Director of Strategy

We highlight the key trends that will be impacting asset management in 2021 and consider the proactive steps that you as a marketer can take to stay one step ahead.

1. Get ready for the reset

Morgan Stanley is predicting a return to something resembling normal in 20211.

It is predicting 25-30% growth per share across regions, with the greatest potential in developed markets. It also notes that, while the equities markets look ready to grow, the outlook is more nuanced for other asset classes.

Russel Investments agrees, predicting “an extended period of low-inflation, low-interest-rate growth that favours equities over bonds”2, while JP Morgan says “the equity market is facing one of the best backdrops for sustained gains in years”3.

Morgan Stanley and UBS both4 recommend focusing on early-cycle outperformers (stocks with the lowest expectations) – smaller companies tend to lead coming out of recessions and may also be more likely to benefit from fiscal stimulus measures.

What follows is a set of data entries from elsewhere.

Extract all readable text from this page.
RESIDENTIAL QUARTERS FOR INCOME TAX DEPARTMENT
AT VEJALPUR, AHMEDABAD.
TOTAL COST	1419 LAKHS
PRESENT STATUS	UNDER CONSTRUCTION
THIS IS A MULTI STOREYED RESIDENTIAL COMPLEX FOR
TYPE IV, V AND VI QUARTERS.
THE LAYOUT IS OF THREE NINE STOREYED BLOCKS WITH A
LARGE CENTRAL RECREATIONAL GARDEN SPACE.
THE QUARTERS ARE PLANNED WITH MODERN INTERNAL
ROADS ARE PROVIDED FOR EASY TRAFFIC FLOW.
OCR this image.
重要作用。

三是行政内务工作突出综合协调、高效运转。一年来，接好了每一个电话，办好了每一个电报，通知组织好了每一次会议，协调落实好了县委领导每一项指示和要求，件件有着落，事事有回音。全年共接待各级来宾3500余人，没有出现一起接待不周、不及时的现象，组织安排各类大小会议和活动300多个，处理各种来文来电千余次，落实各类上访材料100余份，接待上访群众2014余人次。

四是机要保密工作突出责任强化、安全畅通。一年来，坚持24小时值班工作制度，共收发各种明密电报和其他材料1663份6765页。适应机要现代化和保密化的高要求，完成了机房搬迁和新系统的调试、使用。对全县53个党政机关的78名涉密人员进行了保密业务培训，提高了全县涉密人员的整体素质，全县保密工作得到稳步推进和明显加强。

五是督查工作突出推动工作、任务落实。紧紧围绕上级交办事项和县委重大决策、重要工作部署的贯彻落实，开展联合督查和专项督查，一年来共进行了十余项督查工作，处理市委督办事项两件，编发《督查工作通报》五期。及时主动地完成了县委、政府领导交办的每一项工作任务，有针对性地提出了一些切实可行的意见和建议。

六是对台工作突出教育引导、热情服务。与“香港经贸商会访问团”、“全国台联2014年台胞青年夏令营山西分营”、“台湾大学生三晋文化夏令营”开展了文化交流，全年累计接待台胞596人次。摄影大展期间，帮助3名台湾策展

Pretty much everyone agrees that the return to ‘normal’ will depend on the pace and success of the Covid-19 vaccines.

What this means for marketers: 

Be ready for an increase in demand as confidence returns. Make sure your proposition is tight, differentiated and appropriate for the sentiment of the market – and have a fully integrated plan to fight for market share.

2. Focus on diversity

The benefits of a fully integrated and empowered diverse workforce include more effective innovation, better decision-making and, ultimately, more revenue5.

As a result of this, it is also of increasing importance to investors, not least as more data becomes available to external stakeholders.

In fact, institutional investment data collected by eVestment will soon include diversity data not only about the composition of an investment management firm’s leadership, but also at portfolio manager team level, and will also look deeper into the steps that firms are undertaking to raise their diversity profile6.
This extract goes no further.